Plan tiers are both well-known and intuitive: lower-tier (bronze and silver) plans charge pay less in monthly premiums and require you to pay more out-of-pocket costs for health care, and higher-tier (gold and platinum) plans charge more in premiums and cover more costs in return. Most people know much less about the different plan types and how different types of plans affect their healthcare options.

The basic concept behind plan types is that every insurance plan has a network of doctors and facilities who have agreed to provide care for that plan’s members at a discount. For any plan you choose, it will be less expensive to see a doctor who is in that plan’s network than one who is outside. What the plan type determines is how much more expensive those out-of-network costs will be and how much control the insurer has over which doctors you can see.

If you have doctors that you like, and you’d prefer to keep seeing them, you should make sure before you choose a plan that they are in that plan’s network. For every plan type it will be more costly to see doctors who are outside of your network, and some plans may not provide out-of-network coverage at all. All plans must provide coverage for emergency services regardless of whether they are in- or out-of-network, but they can (and normally do) cover less of those services if they are out-of-network, resulting in higher out-of-pocket expenses. Whether or not the nearest hospital is in your network is probably going to be the last thing on your mind in an emergency, but unfortunately because of the system we have today, it can matter a great deal when the bill arrives.

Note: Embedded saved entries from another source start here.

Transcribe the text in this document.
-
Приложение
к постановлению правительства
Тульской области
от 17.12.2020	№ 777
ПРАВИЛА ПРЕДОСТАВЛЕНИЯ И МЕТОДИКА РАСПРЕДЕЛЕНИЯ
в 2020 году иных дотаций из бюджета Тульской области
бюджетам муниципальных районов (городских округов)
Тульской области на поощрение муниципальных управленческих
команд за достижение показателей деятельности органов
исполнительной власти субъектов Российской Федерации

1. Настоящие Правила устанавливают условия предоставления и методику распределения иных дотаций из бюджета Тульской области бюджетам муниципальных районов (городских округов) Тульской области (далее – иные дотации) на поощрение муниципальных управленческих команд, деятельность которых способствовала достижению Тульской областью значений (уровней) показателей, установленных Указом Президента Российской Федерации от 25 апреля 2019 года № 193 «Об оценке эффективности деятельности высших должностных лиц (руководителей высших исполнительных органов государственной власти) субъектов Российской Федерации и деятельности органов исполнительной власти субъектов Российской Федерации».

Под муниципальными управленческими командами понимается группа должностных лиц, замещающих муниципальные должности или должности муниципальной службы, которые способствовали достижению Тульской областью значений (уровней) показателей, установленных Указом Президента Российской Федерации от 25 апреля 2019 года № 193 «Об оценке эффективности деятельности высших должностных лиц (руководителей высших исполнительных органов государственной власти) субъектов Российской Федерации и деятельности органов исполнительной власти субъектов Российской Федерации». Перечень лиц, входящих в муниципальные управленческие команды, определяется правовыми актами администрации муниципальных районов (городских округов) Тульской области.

The other main distinction between different types of plans is whether or not you need a referral from your primary doctor (usually referred to as your primary care physician, or PCP) to see a specialist like an orthopedician or a gynecologist. This extra step reduces costs for the insurance company but can make it cumbersome to receive the care you need, particularly if you’ve recently moved or switched doctors. I know this from personal experience: when I needed to see a specialist for allergies shortly after moving to Massachusetts, my new insurance plan required me to choose a primary care physician and see him to get a referral before I could even make an appointment with the specialist.

Understanding different plan types

Four types of plans exist on the national health insurance exchange which are commonly known by their initials: EPO, HMO, POS, and PPO. Getting familiar with the characteristics of each of these plan types will make it easier to find a plan that matches your needs.

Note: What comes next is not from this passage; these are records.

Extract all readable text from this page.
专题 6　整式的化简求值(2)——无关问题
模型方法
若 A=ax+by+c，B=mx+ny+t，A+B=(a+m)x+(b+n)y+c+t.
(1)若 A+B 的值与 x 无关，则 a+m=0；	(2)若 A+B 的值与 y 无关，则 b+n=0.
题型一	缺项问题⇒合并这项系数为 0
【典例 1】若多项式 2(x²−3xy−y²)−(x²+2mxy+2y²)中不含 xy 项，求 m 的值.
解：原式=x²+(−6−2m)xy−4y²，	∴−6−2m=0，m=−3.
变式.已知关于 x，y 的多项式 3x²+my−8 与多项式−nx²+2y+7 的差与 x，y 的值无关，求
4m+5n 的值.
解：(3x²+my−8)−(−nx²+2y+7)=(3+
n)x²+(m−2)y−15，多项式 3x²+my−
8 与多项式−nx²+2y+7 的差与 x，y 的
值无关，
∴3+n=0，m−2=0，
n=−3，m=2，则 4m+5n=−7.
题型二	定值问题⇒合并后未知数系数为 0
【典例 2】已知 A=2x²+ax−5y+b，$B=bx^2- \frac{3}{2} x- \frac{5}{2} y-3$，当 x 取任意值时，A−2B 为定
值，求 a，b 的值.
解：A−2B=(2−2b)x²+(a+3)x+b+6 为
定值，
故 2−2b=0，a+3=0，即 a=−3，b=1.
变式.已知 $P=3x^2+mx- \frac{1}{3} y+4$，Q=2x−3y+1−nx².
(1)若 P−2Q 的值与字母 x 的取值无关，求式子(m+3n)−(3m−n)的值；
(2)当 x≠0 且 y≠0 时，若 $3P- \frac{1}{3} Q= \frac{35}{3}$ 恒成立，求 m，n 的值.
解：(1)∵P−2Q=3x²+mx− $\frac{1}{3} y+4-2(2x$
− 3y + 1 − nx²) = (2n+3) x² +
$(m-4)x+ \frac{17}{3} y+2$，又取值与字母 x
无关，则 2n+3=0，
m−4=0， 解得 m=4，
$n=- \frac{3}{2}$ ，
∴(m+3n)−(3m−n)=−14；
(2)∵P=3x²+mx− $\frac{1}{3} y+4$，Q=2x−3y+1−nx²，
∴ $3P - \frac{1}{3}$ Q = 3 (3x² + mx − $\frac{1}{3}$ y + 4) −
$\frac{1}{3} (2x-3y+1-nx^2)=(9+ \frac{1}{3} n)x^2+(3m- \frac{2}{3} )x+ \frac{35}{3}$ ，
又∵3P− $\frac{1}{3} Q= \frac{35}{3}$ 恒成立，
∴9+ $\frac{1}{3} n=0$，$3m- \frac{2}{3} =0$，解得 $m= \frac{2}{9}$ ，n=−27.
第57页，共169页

Exclusive Provider Organizations (EPOs) only cover care within that plan’s network. Most of the time you won’t need a referral from your primary doctor to see a specialist, but everything must be within the plan network to be covered. Only use this type of plan if you’re sure you can get everything you need in the network.

Health Maintenance Organizations (HMOs), like EPOs, only cover care within the plan’s network. These are the most restrictive plan types because unlike EPOs they require referrals from a primary doctor to see specialists, and coverage is often limited to a single state or region. If you travel often for your work, an HMO is probably not the right type of plan for you.

Point-of-Service (POS) is a type of plan that offers coverage outside of its network, though at a higher cost than inside the network. You need a referral from your doctor to see a specialist.

Preferred Provider Organizations (PPOs) give you the most flexibility: coverage is available outside of the plan’s network (albeit with higher out-of-pocket costs) and you don’t need a referral to see a specialist.

To sum up the differences between plan types:

comparison of plan types

The type of health insurance plan you have determines not only how much you pay for healthcare, but also where you can go and who provides it. As a freelancer, it’s important to think carefully when choosing a health insurance plan about what type of plan best suits your healthcare needs. Health insurance will work for you only if you can be sure your coverage will be there when you need it.